Tasked with testing out a pair of Ariat’s Treadfast 6” waterproof steel-toe work boots, Forestry Journal’s deputy editor put them through the wringer across multiple countries and conditions. How did they fair? 

WHEN it came to testing the all-weather capabilities of Ariat’s Treadfast boot, there was only one thing for it – head down to Wales at the height of British summertime.

So there I was, the rain pouring down with Biblical brimstone and fury on day three of the Royal Welsh Show, when it hit me; my feet were remarkably warm, dry, and comfortable. 

In many ways, this is all that needs to be said about Ariat’s 6” steel-toe work boot. But I’ve got a page to fill, so let’s crack on. 

Forestry Journal:

When it comes to footwear, I’m not exactly in my comfort zone. I’ve got a pair of trainers with heels so badly worn that by this point they are basically sandals. For a long time, I (stupidly) resisted the urge to pay any decent money for working boots, believing instead the ones I found on Amazon would do the job (hint: they did not). 

But when the chance came along to try out some proper forestry boots, I wasn’t going to pass up the opportunity, and I was lucky enough to be sent a pair of Ariat’s Treadfast boots. 

Now, I know Ariat pretty well. The brand is frequently found in these pages. But I had never tried its work boots for myself, so I was going in completely blind and open minded. 

The first thing I noticed when unwrapping the shoes was just how premium it all felt. The box – and this will mean something to a surprising amount of people – was beautifully designed and sturdy.

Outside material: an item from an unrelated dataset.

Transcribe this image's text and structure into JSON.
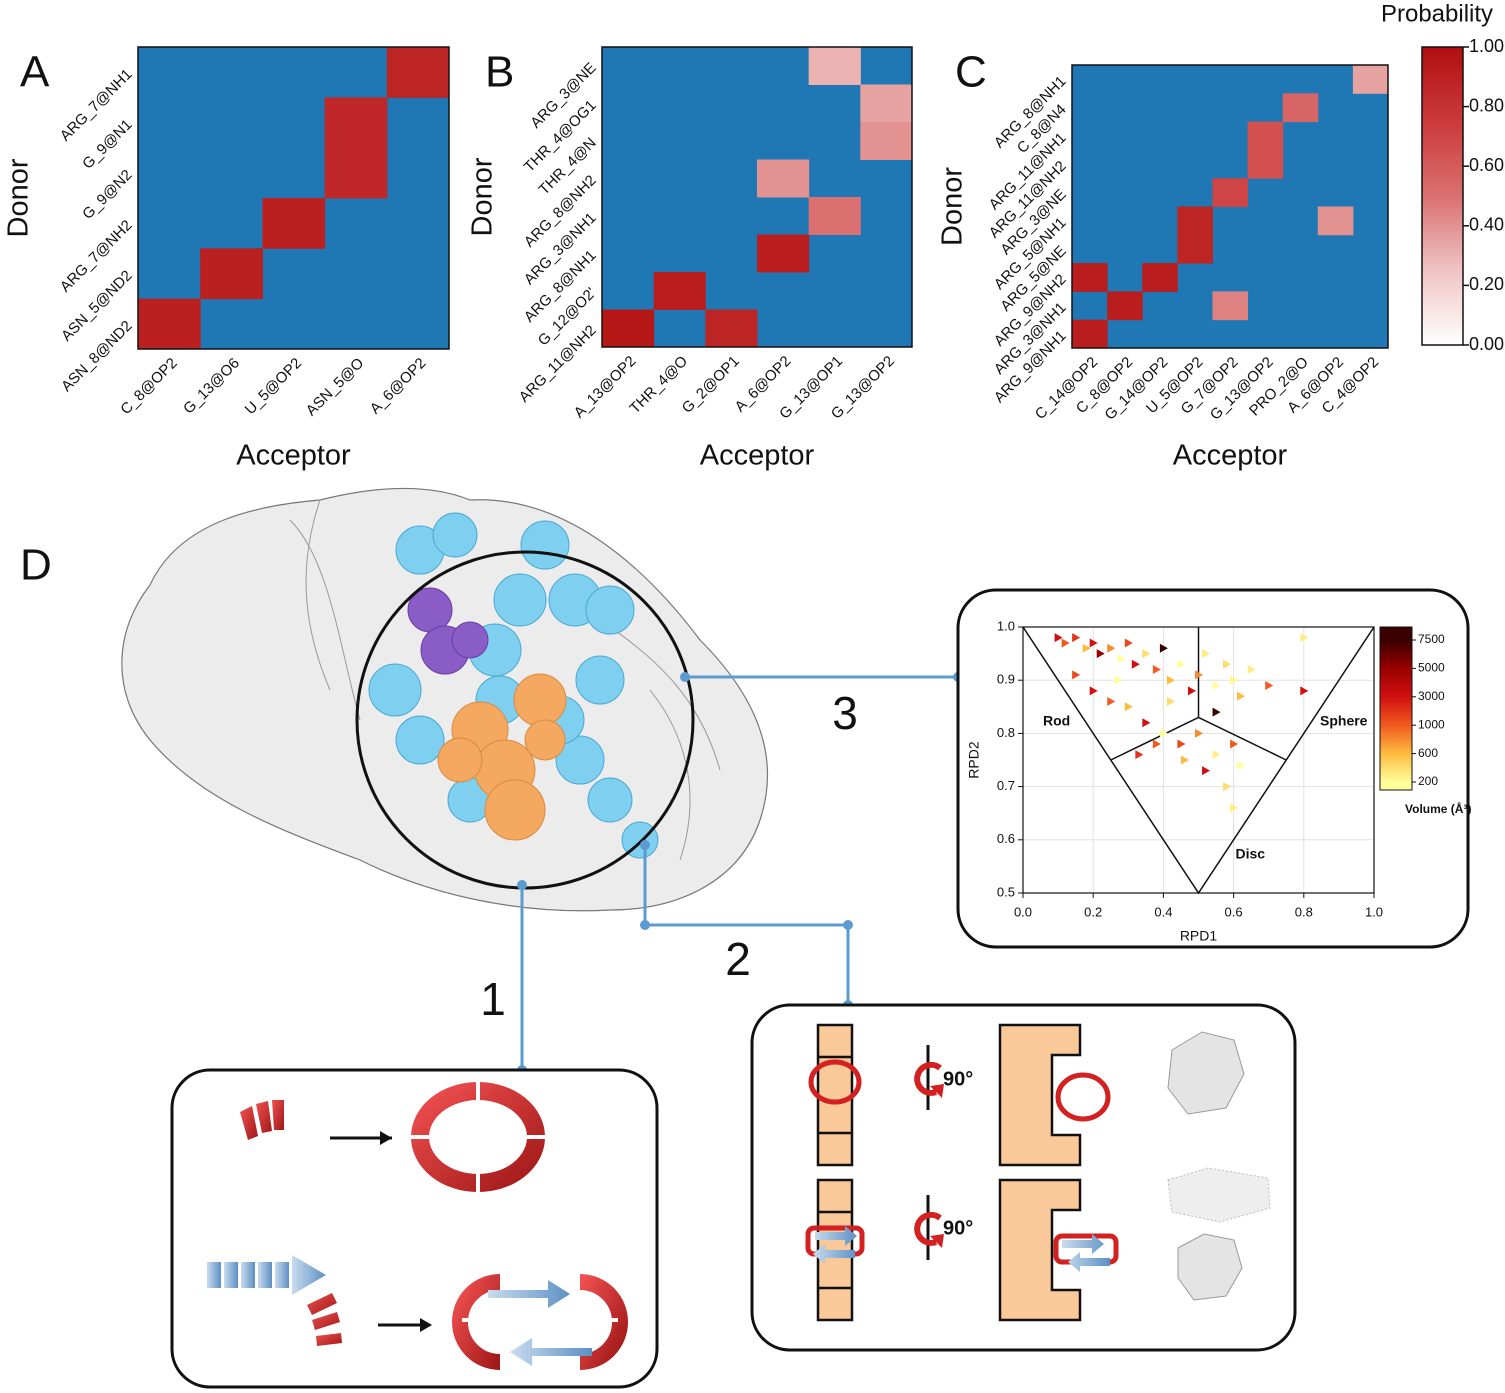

From the first moment, it was obvious that this was a premium product and not some cheap knock-off found on the internet. 

According to Ariat, the boots are “practical from ankle to toe, designed to offer outstanding safety and comfort thanks to a plethora of design technologies”. These include: an “all-day cushioning insole and an ATS midsole”, a “waterproof PRO construction” (see above for the effectiveness of that), and “an oil- and slip-resistant Duratread outsole giving ultimate stability”. Which all sounds very good on paper. 

At this point, you may be thinking that, of course, Ariat’s own blurb would have you believing these are the best, most carefully-thought-out boots that have ever been.

But the good news is, they very much live up to the brand’s hype. 

Since receiving my pair, they have stood up to just about everything I’ve thrown at them. I wore them in the bog that was the Royal Bath and West Showground for the Confor Woodland Show and my footing felt secure from start to finish, even when I found myself knee-deep in the after-effects of a previous storm. I took them along to Estonia, and whether it was on the plane or among the towering conifers of a commercial woodland, they were comfortable, sturdy and never felt out of place.

Forestry Journal:

When it came to exploring Pentland Biomass’ timber yard back in August, the boots barely broke sweat, despite a relentless day on my feet. 

All in all, then, I’d struggle to find a single glaring fault in the boots. They do exactly as it says in the tin, and plenty more besides, and at £140 (at the time of writing) aren’t exactly breaking the bank for an absolutely essential piece of kit that you’ll likely see more than your children. 

The only real caveat I have to add is that, by virtue of not being a hand cutter or operator, I haven’t yet had the chance to test them out during a day of genuinely back-breaking graft, and that’s always the real test of a pair of boots’ capabilities. 

But I suspect you can do a lot worse than Ariat.